Jesus does not rescue us from God, he rescues us from the consequences of our rebellion against God. Bell certainly acknowledges that there are consequences to our rebellion against God. He is eloquent in characterizing the brokenness in the here-and-now that results from our turning from God’s way to our own way. What he fails to appreciate is that these consequences, because they are offenses against a God who is eternal, are eternal consequences.

In Bell’s theology the judgment of God and the cross of Christ are present, but marginalized. For him the judgment of God is always for the purposes of reconciliation and transformation (ch. 3). Indeed, sometimes it is. But not always. And when Bell treats the cross in chapter 5 he ends by reducing the cross to a metaphor for the fact that Jesus is “where the life is” (p. 129). As he later says, “It’s a reminder, a sign, a glimpse, an icon that allows us to tap into our deepest longings to be part of a new creation” (p. 138). Indeed, given his neglect of the justice of God, it is difficult to imagine what else he could say of them. And that, in the final analysis, marks the poverty of his book.

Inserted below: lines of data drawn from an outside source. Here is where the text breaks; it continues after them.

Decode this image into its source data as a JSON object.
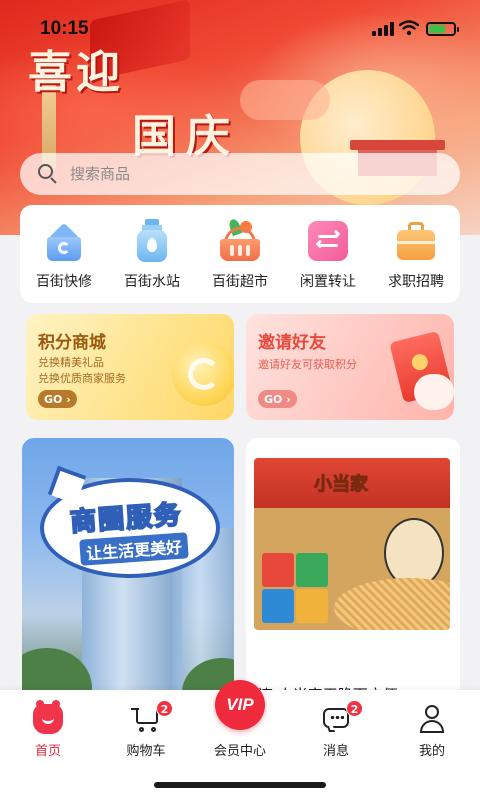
{
  "status_bar": {
    "time": "10:15"
  },
  "banner": {
    "title_line1": "喜迎",
    "title_line2": "国庆"
  },
  "search": {
    "placeholder": "搜索商品"
  },
  "quick_nav": [
    {
      "label": "百街快修",
      "icon": "repair-house-icon"
    },
    {
      "label": "百街水站",
      "icon": "water-bottle-icon"
    },
    {
      "label": "百街超市",
      "icon": "shopping-basket-icon"
    },
    {
      "label": "闲置转让",
      "icon": "exchange-icon"
    },
    {
      "label": "求职招聘",
      "icon": "briefcase-icon"
    }
  ],
  "promos": {
    "points": {
      "title": "积分商城",
      "line1": "兑换精美礼品",
      "line2": "兑换优质商家服务",
      "go": "GO ›"
    },
    "invite": {
      "title": "邀请好友",
      "line1": "邀请好友可获取积分",
      "go": "GO ›"
    }
  },
  "feed": {
    "left": {
      "title": "商圈服务",
      "subtitle": "让生活更美好"
    },
    "right": {
      "brand": "小当家",
      "title": "遼 小当家干脆面方便"
    }
  },
  "tabbar": {
    "home": {
      "label": "首页"
    },
    "cart": {
      "label": "购物车",
      "badge": "2"
    },
    "vip": {
      "label": "会员中心",
      "icon_text": "VIP"
    },
    "messages": {
      "label": "消息",
      "badge": "2"
    },
    "me": {
      "label": "我的"
    }
  },
  "colors": {
    "accent": "#ee2a3c",
    "banner_red": "#e0281e"
  }
}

I said at the outset that I was struck by the extensive use of emotional appeal in Love Wins. Having worked through the book in  detail I am struck by one further thing: how superficial it all is. Bell jumps quickly from one idea to another with little more than a “What about this?” and a “What about that?” No Bible passage is treated in detail. No idea is explored in depth. Moreover, there is hardly a single new thought in the book. Others have argued that heaven and hell are descriptions of this life only. Others have argued that in the end all mankind will be saved. Others have reduced God’s character to a monochromatic ‘love’. Virtually everything in the book has been said better, if less energetically, by others.

In the end, I find that I do not quite know what to think of the author. Either Rob Bell is the Joel Osteen of liberal American Christianity or he is a well-intentioned but sadly confused man struggling against the worst excesses of his American evangelical background. I should prefer to think of him as well-intentioned but sadly confused. Along the way he He says much that is good and true, but the true things are mostly part-truths and the good things are seldom connected to the biblical narrative as a whole, so that the way to which Bell points ultimately leads nowhere. The core message of the book ends up being no more profound that a bumper sticker motto: “Smile, God Loves You. Have a Nice Day.” Love Wins is a sad little book whose commercial success says more about the poverty of spiritual discourse in contemporary America than it says about “heaven, hell and the fate of every person who ever lived.” And that is perhaps its greatest disappointment.

Dr. David Adams is Associate Professor of Exegetical Theology at Concordia Seminary. He is currently working on a commentary on Genesis.